You think you understand film? Wrong. Moron. As a film and TV production major, I’m the only one who actually grasps the concept of art, cinema, and art. So why don’t we take a jaunt down memory lane and observe the bits of cinema history that make this snowy season what it is, and I can show you how little you truly know.

Rudolph

Many people often say they don’t understand the bourgeois je ne sais quoi of the film before us, and those same people often say I don’t understand French. To them I say, ceci n’est pas une pipe, but that’s neither here nor there. What IS here is how pre-revolutionary subtexts of this movie totally changed the way the nuclear family is viewed in relation to the nouveau-gauche practice of dentistry. So post-modern! I give it eight out of ten independent spirit awards and a spot on the nice list. Let’s keep this shit going.

Iron Man 3

Yes, Marvel is… how do I put this in layman’s terms? Mainstream? But they truly stumbled face first into a holiday masterpiece worthy of a few Sundances when they made Iron Man 3. In a way, it was not Tony’s movie, but rather a coming of age story about a bunch of suits of armor who proved that the real meaning of Christmas isn’t toys or Jesus or family; it’s a holiday about the cold clutch of intolerance. The Russo brothers were clearly showing us how women are, like, totally not treated well in our society when they made the cold metallic suit of armor wrap around Gwenyth Paltrow as her home explodes. It’s just like the unfeeling hands of society. Also cold = Christmas. I can do this all day. HIT ME!

Frosty

Now this is a movie that can only truly be appreciated on the big screen.

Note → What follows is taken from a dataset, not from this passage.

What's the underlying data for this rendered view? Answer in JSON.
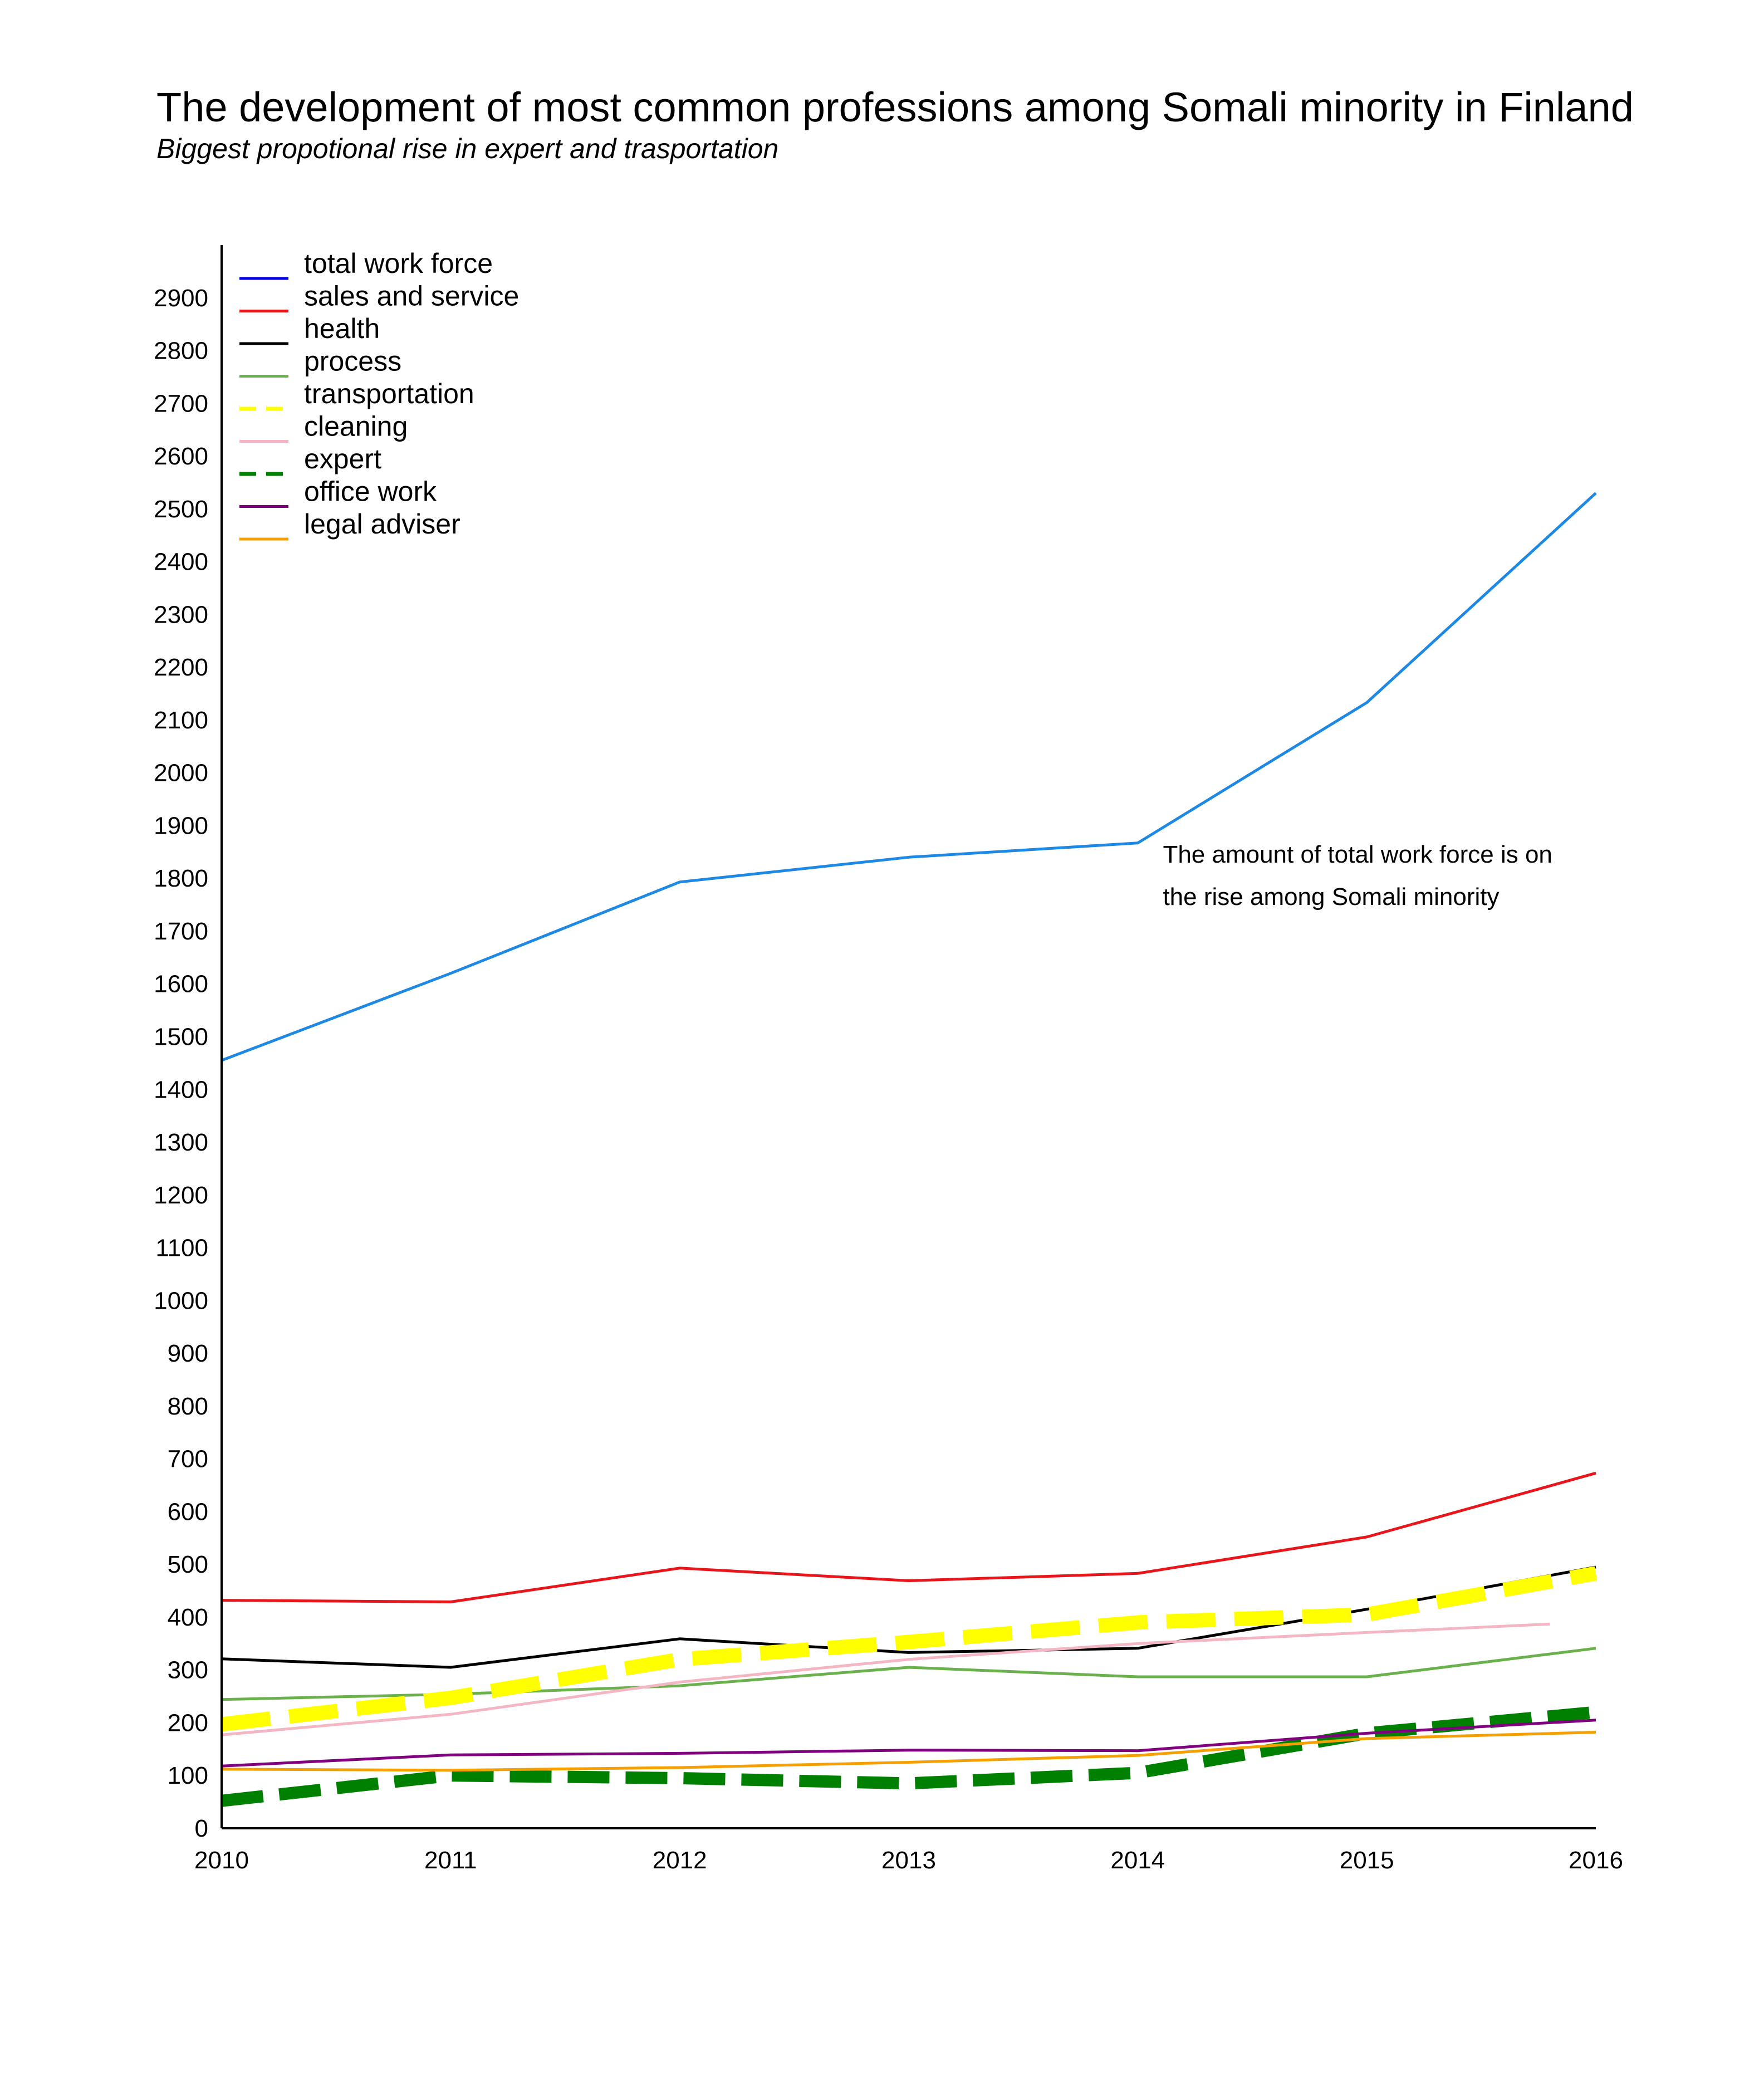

If you observe properly, you can see the way that Frosty subverts all the typical tropes of a snowman. What do you think when you ponder a snowman? Cold? Unmoving? Mute? Frosty is none of those things, even going as far as too melt himself just to prove that in 2018, snowmen can be hot too. Frosty the Snowman? More like Frosty the Wokeman. You can see the 45-minute scene by scene breakdown on my Youtube channel, but for now, I’m moving on.

Also, don’t even step to me about Olaf. I will fucking BURY you. NEXT!

Die Hard

Nope.

Wet Hot American Summer

Following the tradition of Italian nouveau riche cinema, Wet Hot is our next holiday cinema paradiso. You may be thinking, “but Josh, this movie takes place in the summer and is about camp, not Christmas!” To that I say, you’re wrong, and now sit down and try to get educated. I’ve been studying this stuff for an entire domestic semester, so I know a Christmas movie when I see one, and this chief, is indubitably it. You just know nothing about the holiday spirit or about film. Like just look at it! If that’s not Christmas than I don’t know what is. Check and mate, bro.